Sem prejuízo da sua função de combate à poluição, as descritas características defensivas e a instalação do equipamento exigido pelas mesmas impõem que os navios de patrulha oceânico de combate à poluição sejam considerados como "material de guerra". Por outro lado, a existência e integração nos navios de material militar obriga, também, a que a execução do contrato em causa seja acompanhada de especiais medidas de segurança, relacionadas, justamente, com a sensibilidade de tal material e com as cautelas que o seu manuseamento e instalação reclamam, justificando-se, por isso, que a selecção do adjudicatário seja efectuada por ajuste directo.
Assim:
Nos termos da alínea g) do artigo 199.º da Constituição, o Conselho de Ministros resolve:
1 - Autorizar, nos termos da alínea e) do n.º 1 do artigo 17.º do Decreto-Lei n.º 197/99, de 8 de Junho, a realização da despesa inerente ao contrato celebrado, em 19 de Maio de 2004, com a Estaleiros Navais de Viana do Castelo, S. A., até ao montante máximo de Euro 84 014 317, acrescido de imposto sobre o valor acrescentado (IVA) na importância de Euro 15 962 720.

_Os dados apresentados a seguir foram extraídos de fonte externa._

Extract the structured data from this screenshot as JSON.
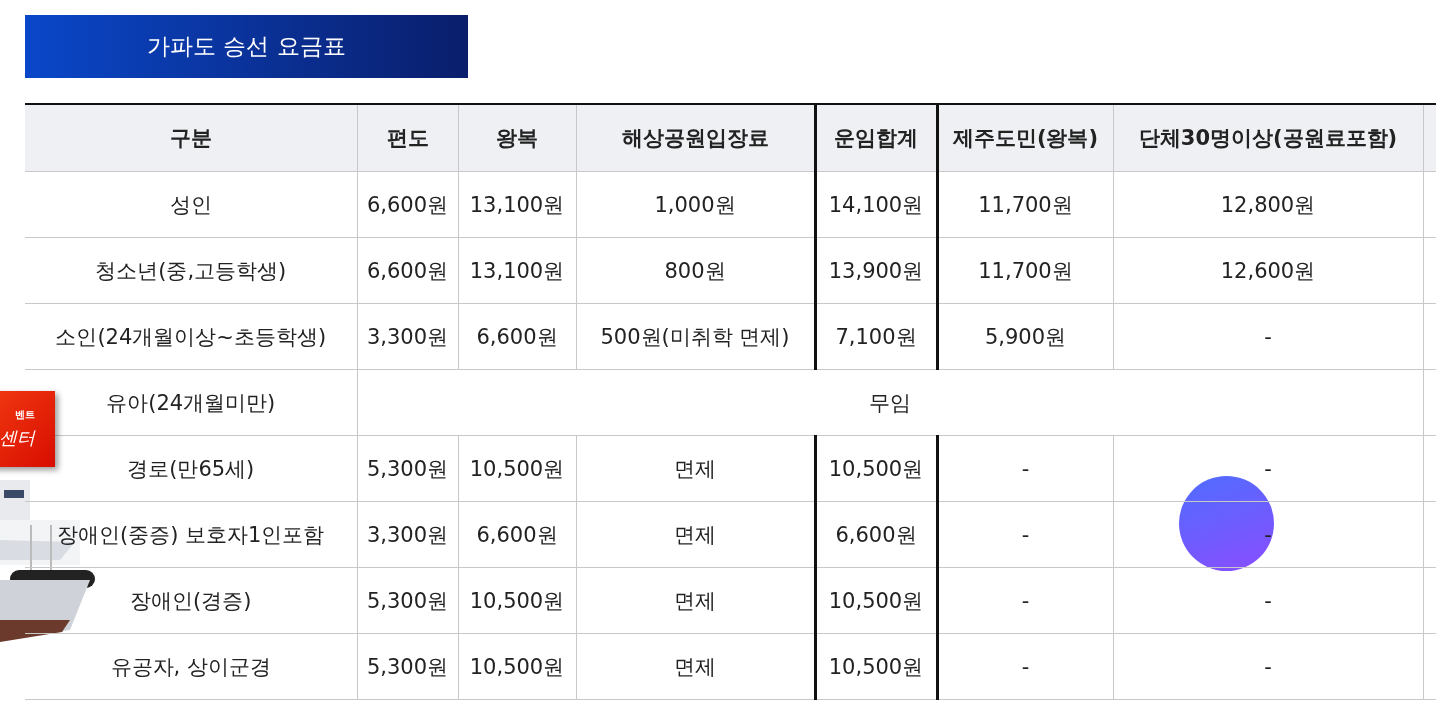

2 - Adjudicar, por ajuste directo, nos termos do n.º 3 do artigo 4.º do Decreto-Lei n.º 33/99, de 5 de Fevereiro, e do artigo 54.º do Decreto-Lei n.º 197/99, de 8 de Junho, à Estaleiros Navais de Viana do Castelo, S. A., as prestações do contrato celebrado em 19 de Maio de 2004.
3 - Aprovar, integralmente, nos termos do n.º 1 do artigo 62.º e do n.º 1 do artigo 64.º do Decreto-Lei n.º 197/99, de 8 de Junho, o conteúdo do contrato assinado pelo Ministro de Estado e da Defesa Nacional e pelo Ministro das Cidades, Ordenamento do Território e Ambiente, com a Estaleiros Navais de Viana do Castelo, S. A.
4 - Ratificar a celebração do contrato de aquisição assinado pelo Ministro de Estado e da Defesa Nacional e pelo Ministro das Cidades, Ordenamento do Território e Ambiente, nos termos do n.º 3 do artigo 137.º do Código do Procedimento Administrativo e do n.º 1 do artigo 62.º do Decreto-Lei n.º 197/99, de 8 de Junho, aplicável por força do artigo 30.º do Decreto-Lei n.º 33/99, de 5 de Fevereiro.
5 - Delegar no Ministro de Estado e da Defesa Nacional, nos termos do artigo 27.º do Decreto-Lei n.º 197/99, de 8 de Junho, a competência para formalizar eventuais alterações ao contrato de aquisição.
6 - Determinar a produção de efeitos da presente resolução a partir de 19 de Maio de 2004.
27 de Maio de 2004. - O Primeiro-Ministro, José Manuel Durão Barroso.